Me asomé al cuadro de la Santa Cena porque no se escuchaba ruido alguno. Lo que vi fue desolador: migas de pan ácimo, antiquísimas, por el suelo. La mesa vacía y un rayo de sol entrando por un ventanuco. Nada más.
Pregunté:- ¿Estáis ahí? ... ¡Yujuuuuuu! ... - Así me pasé un buen rato hasta que Pepe le jibarizado se hartó de oírme y soltó: - OOOOOOOOOOOOOOOOOOOOOOOOOOO - ¿Qué sería de nosotros sin su sabiduría? (me salió del alma) - No tendríamos que aguantar sus peroratas (contestó el árbol de la calle, que le tiene envidia cochina al pobre llavero)
Eso le bajó un poco los humos, que tenía muy subidos desde que se dio cuenta de que era un excelente saetero y se tiró horas y horas cantando saetas como un descosido: - ¡Soy el no va más! ( se jactaba el platanero) ¡Que bonito soy, madreeee! - Y así hasta quedarse afónico.
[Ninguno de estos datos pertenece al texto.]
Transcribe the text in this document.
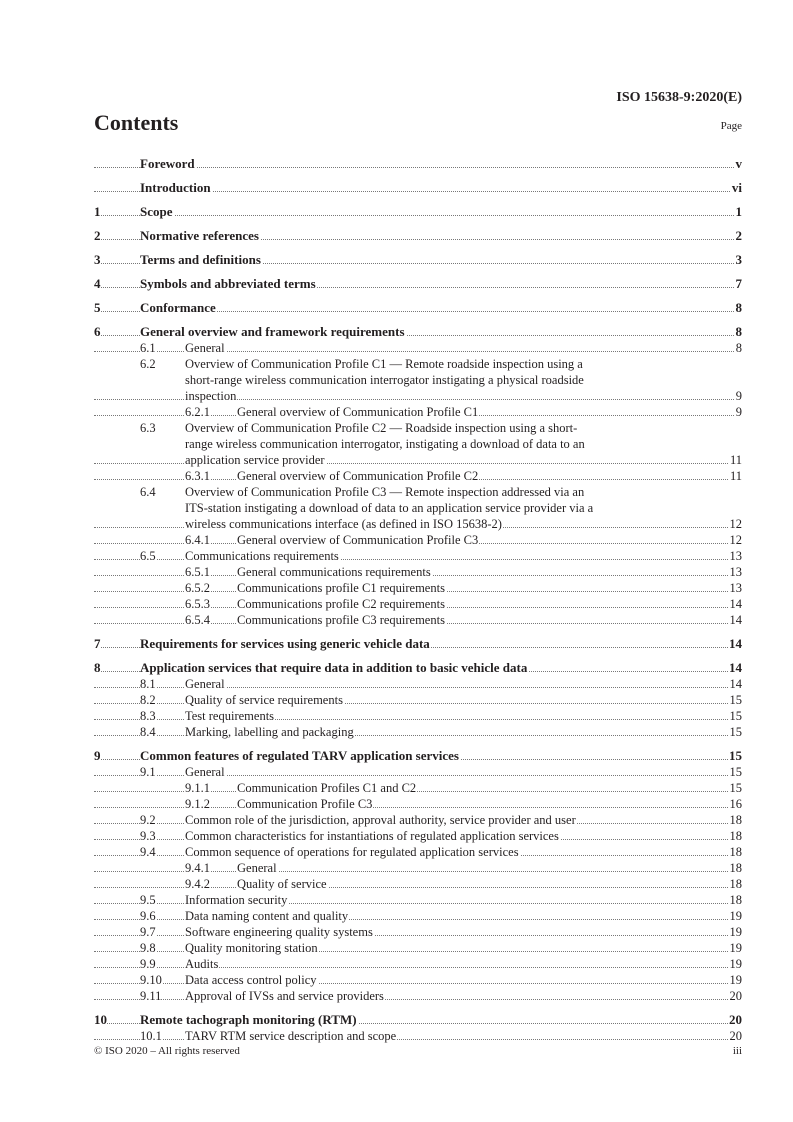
ISO 15638-9:2020(E)
Contents	Page
Foreword	v
Introduction	vi
1	Scope	1
2	Normative references	2
3	Terms and definitions	3
4	Symbols and abbreviated terms	7
5	Conformance	8
6	General overview and framework requirements	8
6.1 General	8
6.2 Overview of Communication Profile C1 — Remote roadside inspection using a
short-range wireless communication interrogator instigating a physical roadside
inspection	9
6.2.1 General overview of Communication Profile C1	9
6.3 Overview of Communication Profile C2 — Roadside inspection using a short-
range wireless communication interrogator, instigating a download of data to an
application service provider	11
6.3.1 General overview of Communication Profile C2	11
6.4 Overview of Communication Profile C3 — Remote inspection addressed via an
ITS-station instigating a download of data to an application service provider via a
wireless communications interface (as defined in ISO 15638-2)	12
6.4.1 General overview of Communication Profile C3	12
6.5 Communications requirements	13
6.5.1 General communications requirements	13
6.5.2 Communications profile C1 requirements	13
6.5.3 Communications profile C2 requirements	14
6.5.4 Communications profile C3 requirements	14
7	Requirements for services using generic vehicle data	14
8	Application services that require data in addition to basic vehicle data	14
8.1 General	14
8.2 Quality of service requirements	15
8.3 Test requirements	15
8.4 Marking, labelling and packaging	15
9	Common features of regulated TARV application services	15
9.1 General	15
9.1.1 Communication Profiles C1 and C2	15
9.1.2 Communication Profile C3	16
9.2 Common role of the jurisdiction, approval authority, service provider and user	18
9.3 Common characteristics for instantiations of regulated application services	18
9.4 Common sequence of operations for regulated application services	18
9.4.1 General	18
9.4.2 Quality of service	18
9.5 Information security	18
9.6 Data naming content and quality	19
9.7 Software engineering quality systems	19
9.8 Quality monitoring station	19
9.9 Audits	19
9.10 Data access control policy	19
9.11 Approval of IVSs and service providers	20
10	Remote tachograph monitoring (RTM)	20
10.1 TARV RTM service description and scope	20
© ISO 2020 – All rights reserved	iii
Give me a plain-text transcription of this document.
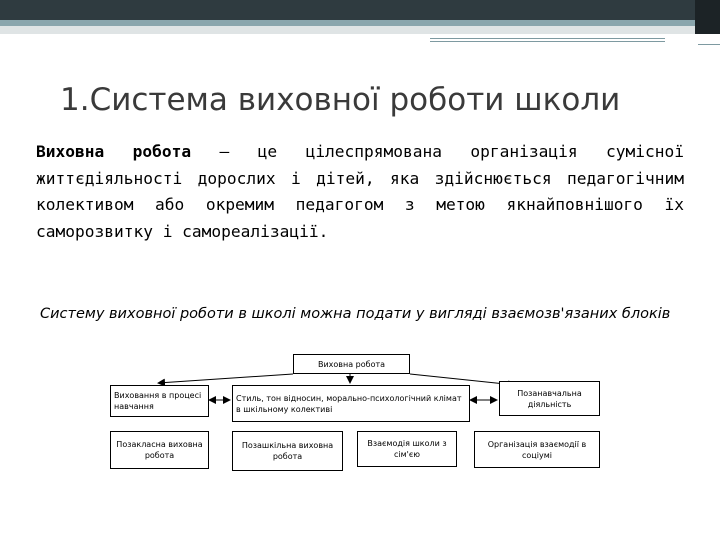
1.Система виховної роботи школи
Виховна робота — це цілеспрямована організація сумісної життєдіяльності дорослих і дітей, яка здійснюється педагогічним колективом або окремим педагогом з метою якнайповнішого їх саморозвитку і самореалізації.
Систему виховної роботи в школі можна подати у вигляді взаємозв'язаних блоків
Виховна робота
Виховання в процесі навчання
Стиль, тон відносин, морально-психологічний клімат в шкільному колективі
Позанавчальна діяльність
Позакласна виховна робота
Позашкільна виховна робота
Взаємодія школи з сім'єю
Організація взаємодії в соціумі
Cosa que tardó mucho en acontecer porque no se tomó Zamora en una hora ¡Que va!
De repente aparecieron los comensales de la Santa Cena en el marco del cuadro, hartos de escuchar todo lo que salía por la bocaza de madera del árbol de la calle. Pascualita dio un respingo y se cayó de mi escote al suelo dándose un buen coscorrón. A pesar de ello, fue la primera en preguntar: - ¿Habéis comido?
Todos los personajes de casa dejaron sus quehaceres para escuchas la respuesta que fue, bastante vaga: - No sabríamos decirlo aunque... me encuentro lleno. El resto de comensales fueron de la misma opinión. - De nuevo Pascualita preguntó: - ¿Qué os dice vuestro paladar, ein? - De momento, nada porque son muy tímidos. Hay que darles un tiempo...
Y así quedamos. Aunque aplaudimos a la sirena por lo bien que estuvieron sus preguntas.